Sementara itu, Kapt. Christoffel memerintahkan untuk tidak membunuh Ompu
Halto, namun penyiksaan harus terus dilanjutkan sampai ada pengakuan di
mana lokasi Sisingamangaraja berada. Di hari kedua, ia disiksa oleh
algojo dari Ambon. Karena tetap tidak mau mengaku juga, siksaan
dilanjutkan pada hari ketiga dan keempat.

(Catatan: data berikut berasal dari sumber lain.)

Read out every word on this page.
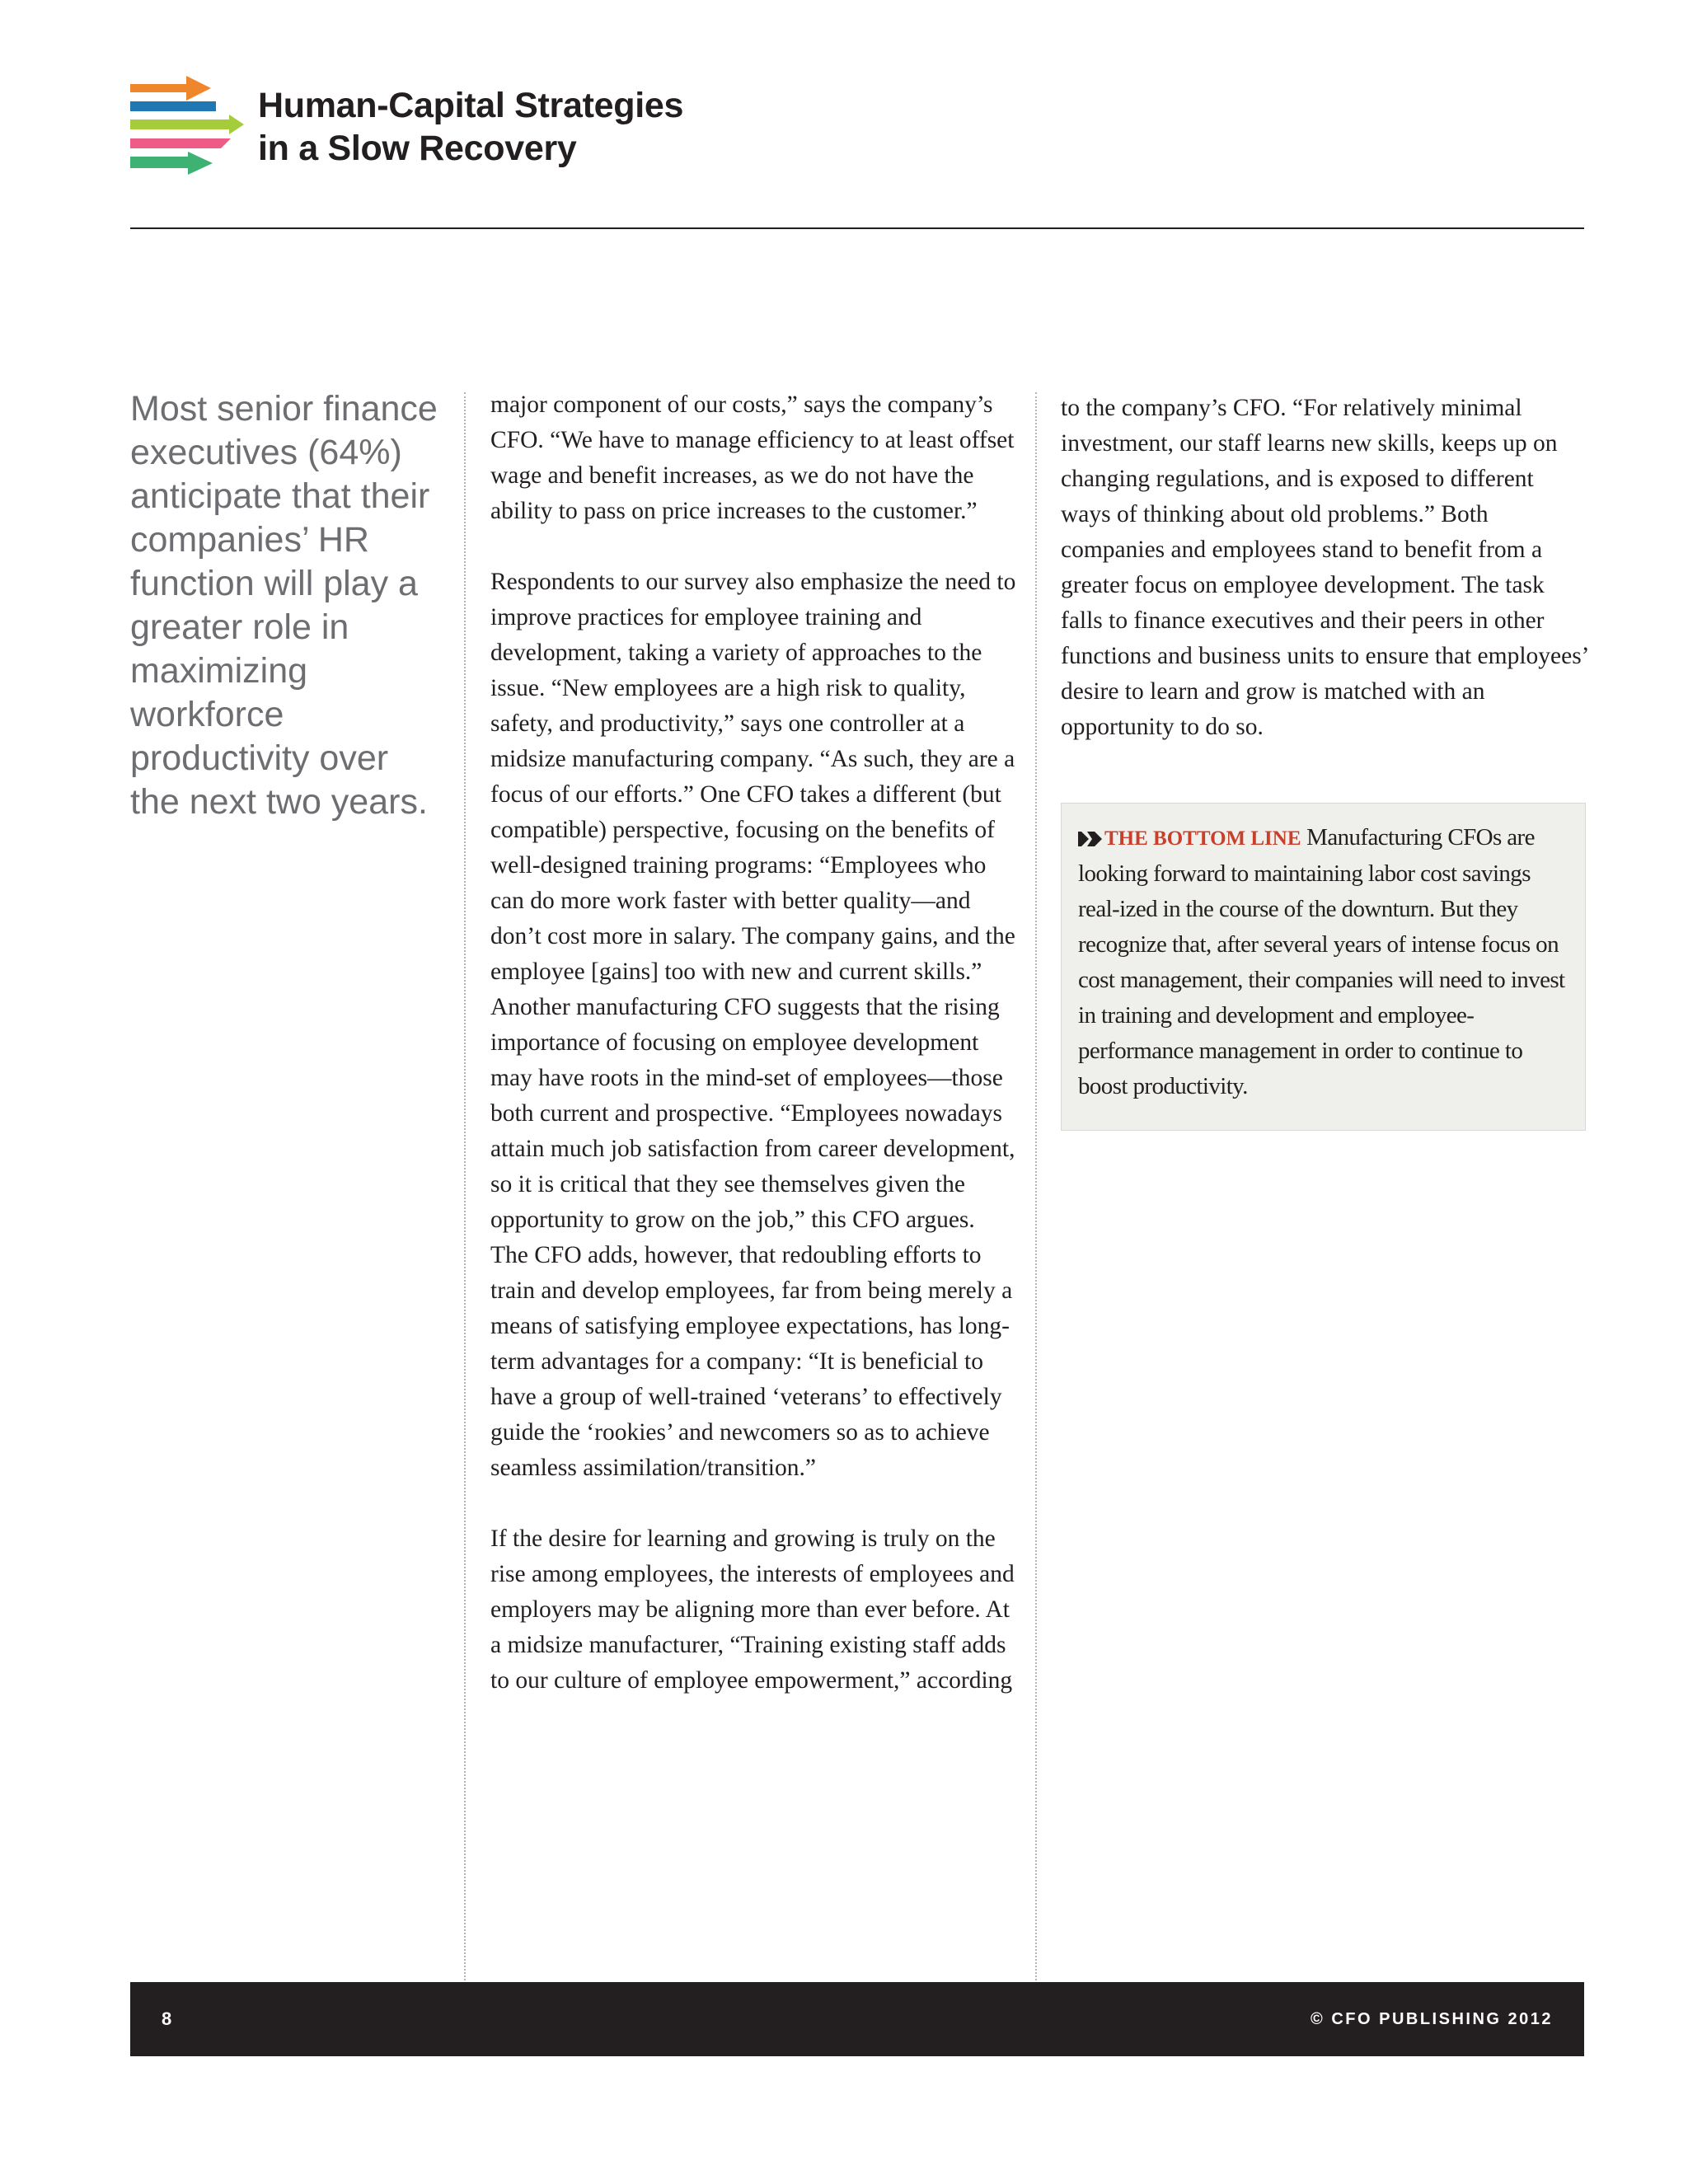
Human-Capital Strategies
in a Slow Recovery
Most senior finance executives (64%) anticipate that their companies’ HR function will play a greater role in maximizing workforce productivity over the next two years.

major component of our costs,” says the company’s CFO. “We have to manage efficiency to at least offset wage and benefit increases, as we do not have the ability to pass on price increases to the customer.”

Respondents to our survey also emphasize the need to improve practices for employee training and development, taking a variety of approaches to the issue. “New employees are a high risk to quality, safety, and productivity,” says one controller at a midsize manufacturing company. “As such, they are a focus of our efforts.” One CFO takes a different (but compatible) perspective, focusing on the benefits of well-designed training programs: “Employees who can do more work faster with better quality—and don’t cost more in salary. The company gains, and the employee [gains] too with new and current skills.” Another manufacturing CFO suggests that the rising importance of focusing on employee development may have roots in the mind-set of employees—those both current and prospective. “Employees nowadays attain much job satisfaction from career development, so it is critical that they see themselves given the opportunity to grow on the job,” this CFO argues. The CFO adds, however, that redoubling efforts to train and develop employees, far from being merely a means of satisfying employee expectations, has long-term advantages for a company: “It is beneficial to have a group of well-trained ‘veterans’ to effectively guide the ‘rookies’ and newcomers so as to achieve seamless assimilation/transition.”

If the desire for learning and growing is truly on the rise among employees, the interests of employees and employers may be aligning more than ever before. At a midsize manufacturer, “Training existing staff adds to our culture of employee empowerment,” according

to the company’s CFO. “For relatively minimal investment, our staff learns new skills, keeps up on changing regulations, and is exposed to different ways of thinking about old problems.” Both companies and employees stand to benefit from a greater focus on employee development. The task falls to finance executives and their peers in other functions and business units to ensure that employees’ desire to learn and grow is matched with an opportunity to do so.

THE BOTTOM LINE Manufacturing CFOs are looking forward to maintaining labor cost savings real-ized in the course of the downturn. But they recognize that, after several years of intense focus on cost management, their companies will need to invest in training and development and employee-performance management in order to continue to boost productivity.
8	© CFO PUBLISHING 2012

Penyiksaan pada hari keempat ini lebih kejam dan sadis. Karena alat-alat
penyiksaan sudah habis, maka Ompu Halto diseret di tengah halaman. Dua
buah andalu ditancapkan. Kedua tangannya direntangkan dan diikat di
andalu. Dan penyiksaan tiada tara itu pun berlangsung. Seluruh rakyat,
tua-muda dan anak-anak menyaksikan penyiksaan yang belum pernah mereka
lihat sebelumnya, termasuk juga kedua istri Ompu Halto. Sedangkan
pasukan Marsose mengadakan penyisiran ke seluruh pelosok Sibongkare,
Lobu Sierge dan kemudian ke Lobu Toruan. Namun mereka tidak mendapat
satu bukti pun yang dapat menyeret Ompu Halto.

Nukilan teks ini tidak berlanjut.